Henley Bridge
Henley Bridge is a five-elliptical-arched stone road bridge built in 1786 at Henley-on-Thames over the River Thames, between Oxfordshire and Berkshire. The bridge links Hart Street in Henley with White Hill (designated the A4130) leading up a steep hill to Remenham Hill. It crosses the Thames on the reach between Hambledon Lock and Marsh Lock, carrying the Thames Path across the river.

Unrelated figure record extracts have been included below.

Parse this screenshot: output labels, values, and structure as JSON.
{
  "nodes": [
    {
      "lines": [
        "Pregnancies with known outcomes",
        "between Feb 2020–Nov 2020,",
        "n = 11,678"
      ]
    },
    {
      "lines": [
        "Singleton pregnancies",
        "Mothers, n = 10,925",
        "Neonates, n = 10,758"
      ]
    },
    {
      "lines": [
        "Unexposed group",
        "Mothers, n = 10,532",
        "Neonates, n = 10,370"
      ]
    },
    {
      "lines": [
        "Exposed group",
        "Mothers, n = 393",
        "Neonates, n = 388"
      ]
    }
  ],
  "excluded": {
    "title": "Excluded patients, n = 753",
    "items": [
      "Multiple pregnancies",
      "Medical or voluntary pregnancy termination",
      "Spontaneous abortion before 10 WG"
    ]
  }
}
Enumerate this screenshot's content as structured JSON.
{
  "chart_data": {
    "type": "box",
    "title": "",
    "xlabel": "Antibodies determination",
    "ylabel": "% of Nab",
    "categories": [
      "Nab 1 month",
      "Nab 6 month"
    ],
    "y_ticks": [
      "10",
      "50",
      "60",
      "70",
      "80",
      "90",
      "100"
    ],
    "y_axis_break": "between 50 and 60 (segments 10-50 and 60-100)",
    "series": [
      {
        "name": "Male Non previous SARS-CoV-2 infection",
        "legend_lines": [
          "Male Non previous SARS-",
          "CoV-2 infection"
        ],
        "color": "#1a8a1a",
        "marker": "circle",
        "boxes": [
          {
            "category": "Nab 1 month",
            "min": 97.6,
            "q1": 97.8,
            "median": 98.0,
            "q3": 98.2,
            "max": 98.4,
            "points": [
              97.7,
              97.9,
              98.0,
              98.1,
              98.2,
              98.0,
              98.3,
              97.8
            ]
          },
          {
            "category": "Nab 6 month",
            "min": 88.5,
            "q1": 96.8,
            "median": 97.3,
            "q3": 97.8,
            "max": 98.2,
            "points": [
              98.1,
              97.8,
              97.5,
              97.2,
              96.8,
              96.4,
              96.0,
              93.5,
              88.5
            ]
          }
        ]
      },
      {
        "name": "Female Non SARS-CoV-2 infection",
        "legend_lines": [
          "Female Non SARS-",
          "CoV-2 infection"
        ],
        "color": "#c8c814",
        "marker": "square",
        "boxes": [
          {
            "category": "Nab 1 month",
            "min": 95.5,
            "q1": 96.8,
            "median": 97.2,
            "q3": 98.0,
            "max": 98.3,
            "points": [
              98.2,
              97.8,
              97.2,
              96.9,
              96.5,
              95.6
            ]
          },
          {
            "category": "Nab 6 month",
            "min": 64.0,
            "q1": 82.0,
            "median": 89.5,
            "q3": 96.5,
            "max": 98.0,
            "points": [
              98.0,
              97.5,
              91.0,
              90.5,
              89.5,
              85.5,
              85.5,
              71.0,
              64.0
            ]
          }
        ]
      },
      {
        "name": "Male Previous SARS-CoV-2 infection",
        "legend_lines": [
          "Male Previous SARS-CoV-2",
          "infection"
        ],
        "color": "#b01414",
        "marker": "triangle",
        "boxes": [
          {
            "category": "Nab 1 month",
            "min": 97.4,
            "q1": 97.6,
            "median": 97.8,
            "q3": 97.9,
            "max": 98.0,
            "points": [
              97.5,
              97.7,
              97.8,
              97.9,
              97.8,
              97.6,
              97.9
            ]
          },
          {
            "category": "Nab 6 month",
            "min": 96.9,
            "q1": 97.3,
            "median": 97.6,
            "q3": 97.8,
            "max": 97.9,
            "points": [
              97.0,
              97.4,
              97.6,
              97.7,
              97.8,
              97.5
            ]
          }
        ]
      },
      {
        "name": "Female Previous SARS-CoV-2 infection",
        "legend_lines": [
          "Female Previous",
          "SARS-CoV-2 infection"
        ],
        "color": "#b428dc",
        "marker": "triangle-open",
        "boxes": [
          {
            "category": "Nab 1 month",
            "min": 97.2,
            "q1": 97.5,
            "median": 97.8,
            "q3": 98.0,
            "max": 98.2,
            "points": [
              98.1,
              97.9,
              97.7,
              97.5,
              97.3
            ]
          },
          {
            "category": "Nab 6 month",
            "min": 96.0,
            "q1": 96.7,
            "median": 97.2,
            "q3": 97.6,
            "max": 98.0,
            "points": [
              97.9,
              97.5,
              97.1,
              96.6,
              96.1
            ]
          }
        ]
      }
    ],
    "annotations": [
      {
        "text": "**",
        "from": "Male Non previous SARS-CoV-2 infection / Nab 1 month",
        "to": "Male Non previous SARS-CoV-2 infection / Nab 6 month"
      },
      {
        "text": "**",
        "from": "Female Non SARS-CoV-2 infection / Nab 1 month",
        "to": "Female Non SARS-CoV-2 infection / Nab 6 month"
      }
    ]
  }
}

This point of the Thames has been used for crossing since ancient times. The current bridge replaced an earlier wooden structure, the foundations of which can be seen in the basement of the Henley Royal Regatta headquarters nearby on the Berkshire side. However, the remains of two stone arches on both sides of the river indicate the existence of an even more ancient stone bridge prior to the timber structure. This bridge has been identified by some authors as the bridge which the Romans crossed pursuing the Britons in 43AD, as described by Dion Cassius. This hypothesis is refuted by many others authors.

Present bridge
It was originally designed in 1781 by William Hayward of Shrewsbury, who died in 1782 before the construction of the bridge had begun. The bridge was built by the Oxford mason John Townesend Sculptures of Isis and Tamesis by Anne Seymour Damer are at the keystone of the central arch on each side of the bridge. Tamesis faces the north (downstream section of the bridge) and Isis the south (upstream section). The original models for these can be seen in the Henley Gallery at the nearby River and Rowing Museum. The cost of building the bridge was approximately £10.000

Adjacent features
Leander Club, the leading rowing club in the United Kingdom is also close to the bridge on the Berkshire side. On the Oxfordshire (Henley) side are the Angel on the Bridge riverside public house and the Red Lion Hotel, an old coaching inn. St Mary the Virgin, the main civic church in Henley with its tower dominating the view, is also close by.